Owens brought a genuine humanity to his reading. His ”mors stupebit” was the most genuine depiction of the bewilderment of death I have ever seen at this moment in the Requiem, an approach perhaps more like something from verismo than Verdi, in the delivery of lines in something like a soft parlando. But he was in the moment as though delivering lines in a film, and thus was very effective, very powerful.
Lopardo could also offer a very vulnerable soft sound, or something more spectacular and befitting a public ritual. He sang the opening in C minor of his “ingemisco” in the most delicate pianissimo, but then opened up once the major passage begins, with genuine squillo and a completely reliable top throughout.
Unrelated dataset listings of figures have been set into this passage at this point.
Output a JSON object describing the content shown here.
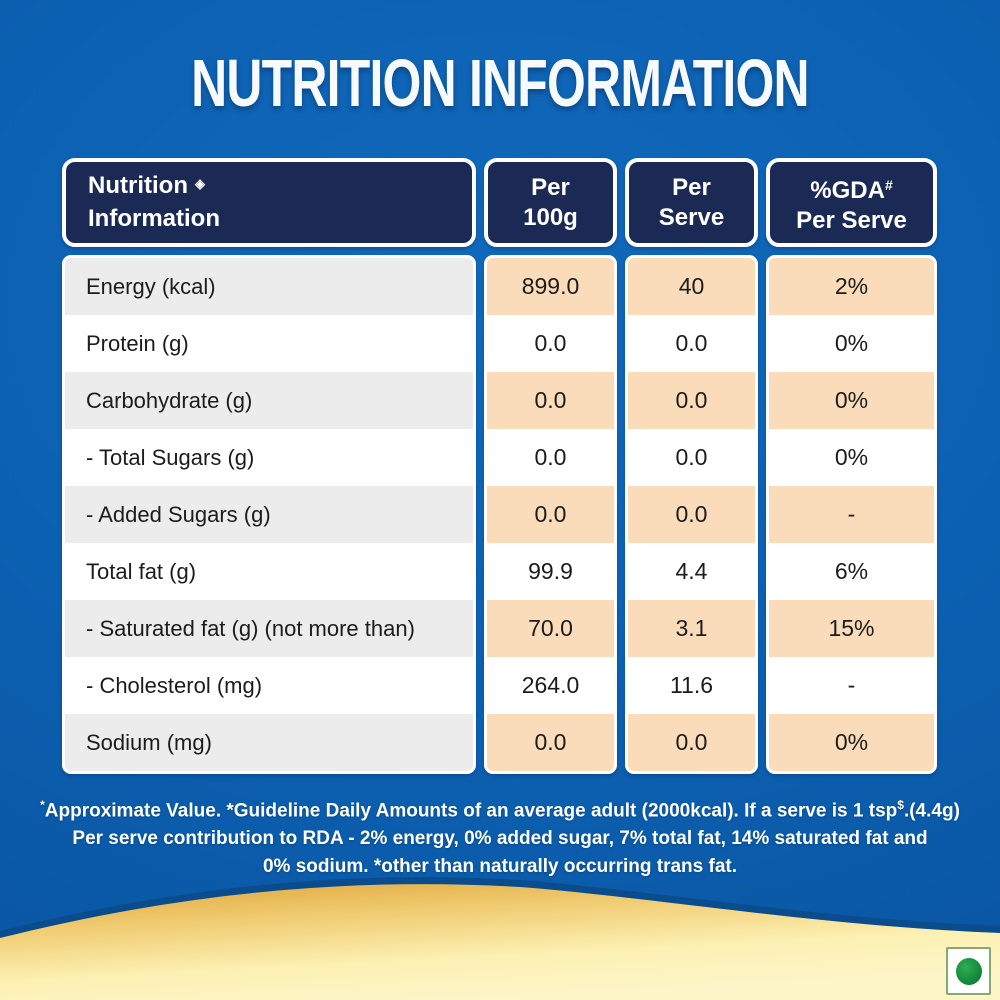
{
  "title": "NUTRITION INFORMATION",
  "table": {
    "header": {
      "col1_line1": "Nutrition",
      "col1_mark": "◈",
      "col1_line2": "Information",
      "col2_line1": "Per",
      "col2_line2": "100g",
      "col3_line1": "Per",
      "col3_line2": "Serve",
      "col4_line1": "%GDA",
      "col4_sup": "#",
      "col4_line2": "Per Serve"
    },
    "column_keys": [
      "label",
      "per_100g",
      "per_serve",
      "gda_per_serve"
    ],
    "rows": [
      {
        "label": "Energy (kcal)",
        "per_100g": "899.0",
        "per_serve": "40",
        "gda_per_serve": "2%"
      },
      {
        "label": "Protein (g)",
        "per_100g": "0.0",
        "per_serve": "0.0",
        "gda_per_serve": "0%"
      },
      {
        "label": "Carbohydrate (g)",
        "per_100g": "0.0",
        "per_serve": "0.0",
        "gda_per_serve": "0%"
      },
      {
        "label": "- Total Sugars (g)",
        "per_100g": "0.0",
        "per_serve": "0.0",
        "gda_per_serve": "0%"
      },
      {
        "label": "- Added Sugars (g)",
        "per_100g": "0.0",
        "per_serve": "0.0",
        "gda_per_serve": "-"
      },
      {
        "label": "Total fat (g)",
        "per_100g": "99.9",
        "per_serve": "4.4",
        "gda_per_serve": "6%"
      },
      {
        "label": "- Saturated fat (g) (not more than)",
        "per_100g": "70.0",
        "per_serve": "3.1",
        "gda_per_serve": "15%"
      },
      {
        "label": "- Cholesterol (mg)",
        "per_100g": "264.0",
        "per_serve": "11.6",
        "gda_per_serve": "-"
      },
      {
        "label": "Sodium (mg)",
        "per_100g": "0.0",
        "per_serve": "0.0",
        "gda_per_serve": "0%"
      }
    ]
  },
  "footnote": {
    "sup1": "*",
    "line1a": "Approximate Value. *Guideline Daily Amounts of an average adult (2000kcal). If a serve is 1 tsp",
    "sup2": "$",
    "line1b": ".(4.4g)",
    "line2": "Per serve contribution to RDA - 2% energy, 0% added sugar, 7% total fat, 14% saturated fat and",
    "line3": "0% sodium. *other than naturally occurring trans fat."
  },
  "veg_mark": {
    "meaning": "vegetarian-product-symbol",
    "color": "#128a3b"
  },
  "colors": {
    "background_blue": "#0b5fb0",
    "header_navy": "#1b2a55",
    "row_peach": "#fadcba",
    "row_gray": "#ececec",
    "gold_wave_dark": "#dda437",
    "gold_wave_light": "#fdf5c8",
    "text_dark": "#1c1c1c",
    "text_white": "#ffffff"
  }
}
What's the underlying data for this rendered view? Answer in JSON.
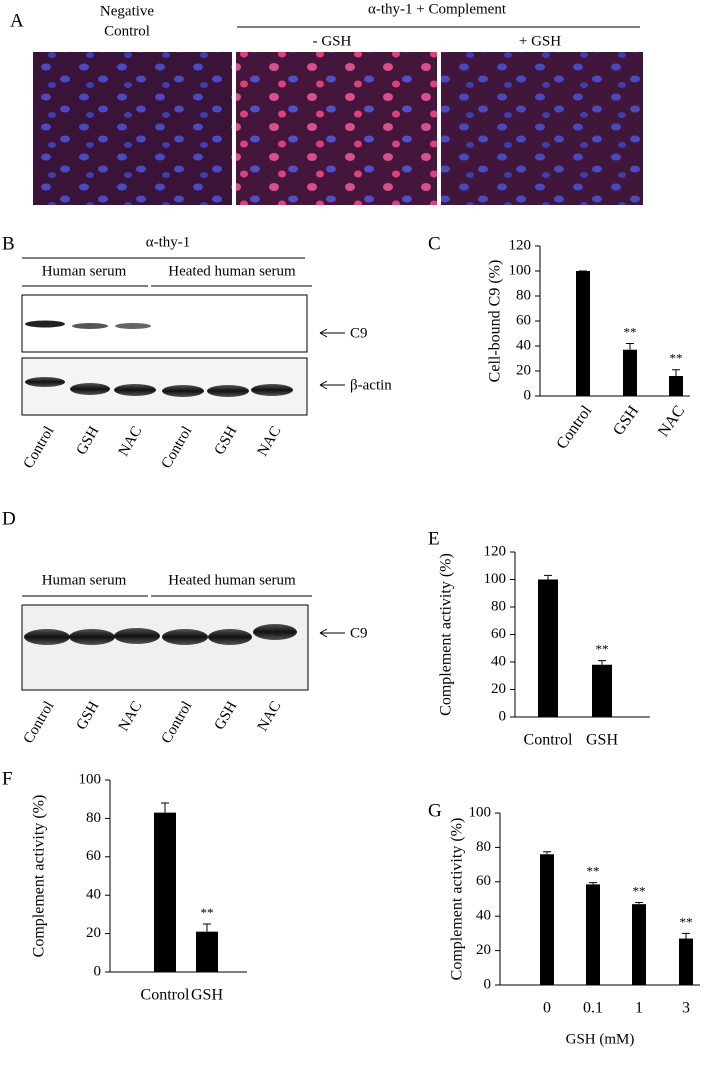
{
  "panels": {
    "A": {
      "label": "A",
      "negative": [
        "Negative",
        "Control"
      ],
      "treatment": "α-thy-1 + Complement",
      "minus": "- GSH",
      "plus": "+ GSH"
    },
    "B": {
      "label": "B",
      "antibody": "α-thy-1",
      "serum": "Human serum",
      "heated": "Heated human serum",
      "band1": "C9",
      "band2": "β-actin",
      "lanes": [
        "Control",
        "GSH",
        "NAC",
        "Control",
        "GSH",
        "NAC"
      ]
    },
    "C": {
      "label": "C"
    },
    "D": {
      "label": "D",
      "serum": "Human serum",
      "heated": "Heated human serum",
      "band1": "C9",
      "lanes": [
        "Control",
        "GSH",
        "NAC",
        "Control",
        "GSH",
        "NAC"
      ]
    },
    "E": {
      "label": "E"
    },
    "F": {
      "label": "F"
    },
    "G": {
      "label": "G"
    }
  },
  "chart_data": [
    {
      "type": "bar",
      "ylabel": "Cell-bound C9 (%)",
      "categories": [
        "Control",
        "GSH",
        "NAC"
      ],
      "values": [
        100,
        37,
        16
      ],
      "errors": [
        0,
        5,
        5
      ],
      "annotations": [
        null,
        "**",
        "**"
      ],
      "color": "#000000",
      "ylim": [
        0,
        120
      ],
      "yticks": [
        0,
        20,
        40,
        60,
        80,
        100,
        120
      ]
    },
    {
      "type": "bar",
      "ylabel": "Complement activity (%)",
      "categories": [
        "Control",
        "GSH"
      ],
      "values": [
        100,
        38
      ],
      "errors": [
        3,
        3
      ],
      "annotations": [
        null,
        "**"
      ],
      "color": "#000000",
      "ylim": [
        0,
        120
      ],
      "yticks": [
        0,
        20,
        40,
        60,
        80,
        100,
        120
      ]
    },
    {
      "type": "bar",
      "ylabel": "Complement activity (%)",
      "categories": [
        "Control",
        "GSH"
      ],
      "values": [
        83,
        21
      ],
      "errors": [
        5,
        4
      ],
      "annotations": [
        null,
        "**"
      ],
      "color": "#000000",
      "ylim": [
        0,
        100
      ],
      "yticks": [
        0,
        20,
        40,
        60,
        80,
        100
      ]
    },
    {
      "type": "bar",
      "ylabel": "Complement activity (%)",
      "xlabel": "GSH (mM)",
      "categories": [
        "0",
        "0.1",
        "1",
        "3"
      ],
      "values": [
        76,
        58.5,
        47,
        27
      ],
      "errors": [
        1.5,
        1,
        1,
        3
      ],
      "annotations": [
        null,
        "**",
        "**",
        "**"
      ],
      "color": "#000000",
      "ylim": [
        0,
        100
      ],
      "yticks": [
        0,
        20,
        40,
        60,
        80,
        100
      ]
    }
  ]
}
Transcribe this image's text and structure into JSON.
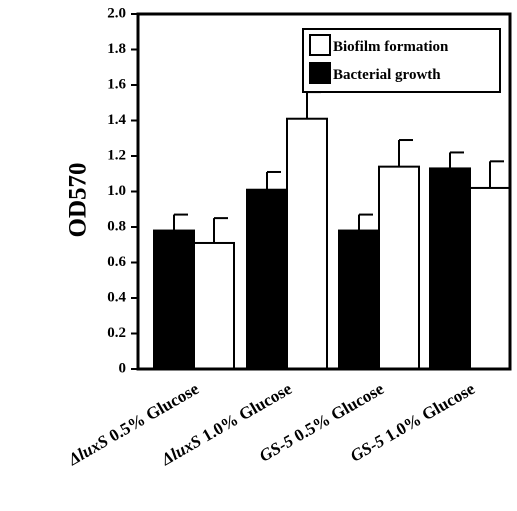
{
  "chart_data": {
    "type": "bar",
    "title": "",
    "xlabel": "",
    "ylabel": "OD570",
    "ylim": [
      0,
      2.0
    ],
    "yticks": [
      "0",
      "0.2",
      "0.4",
      "0.6",
      "0.8",
      "1.0",
      "1.2",
      "1.4",
      "1.6",
      "1.8",
      "2.0"
    ],
    "grid": false,
    "legend_position": "top-right",
    "categories": [
      {
        "prefix": "ΔluxS",
        "rest": " 0.5% Glucose"
      },
      {
        "prefix": "ΔluxS",
        "rest": " 1.0% Glucose"
      },
      {
        "prefix": "GS-5",
        "rest": " 0.5% Glucose"
      },
      {
        "prefix": "GS-5",
        "rest": " 1.0% Glucose"
      }
    ],
    "series": [
      {
        "name": "Bacterial growth",
        "color": "#000000",
        "values": [
          0.78,
          1.01,
          0.78,
          1.13
        ],
        "errors": [
          0.09,
          0.1,
          0.09,
          0.09
        ]
      },
      {
        "name": "Biofilm formation",
        "color": "#ffffff",
        "values": [
          0.71,
          1.41,
          1.14,
          1.02
        ],
        "errors": [
          0.14,
          0.15,
          0.15,
          0.15
        ]
      }
    ]
  }
}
I had been told to watch out for Barton, whom I have never heard before. Apparently she was in the Houston Walküre opposite Christine Goerke (and maybe I saw something via social media). Every note was powerful, clear, perfectly pitched, and now i know why she is considered one to watch.
I wonder if Davis asked to work with Wagner, who made her COC debut as Ariadne under Davis’s baton almost exactly four years ago, when Adrianne Pieczonka was indisposed. The voice has a spectacular colour, at times reminding me of a Leontyne Price for her full and powerful top. She may be young but the voice is already a big deal, worth hearing.
This is one of the pieces that shows off the Mendelssohn Choir to advantage. At times they were as subtle as a whisper, as for example the first delicate notes of the piece. But when power and passion were called for they had it.
The Requiem will be repeated Friday & Saturday nights.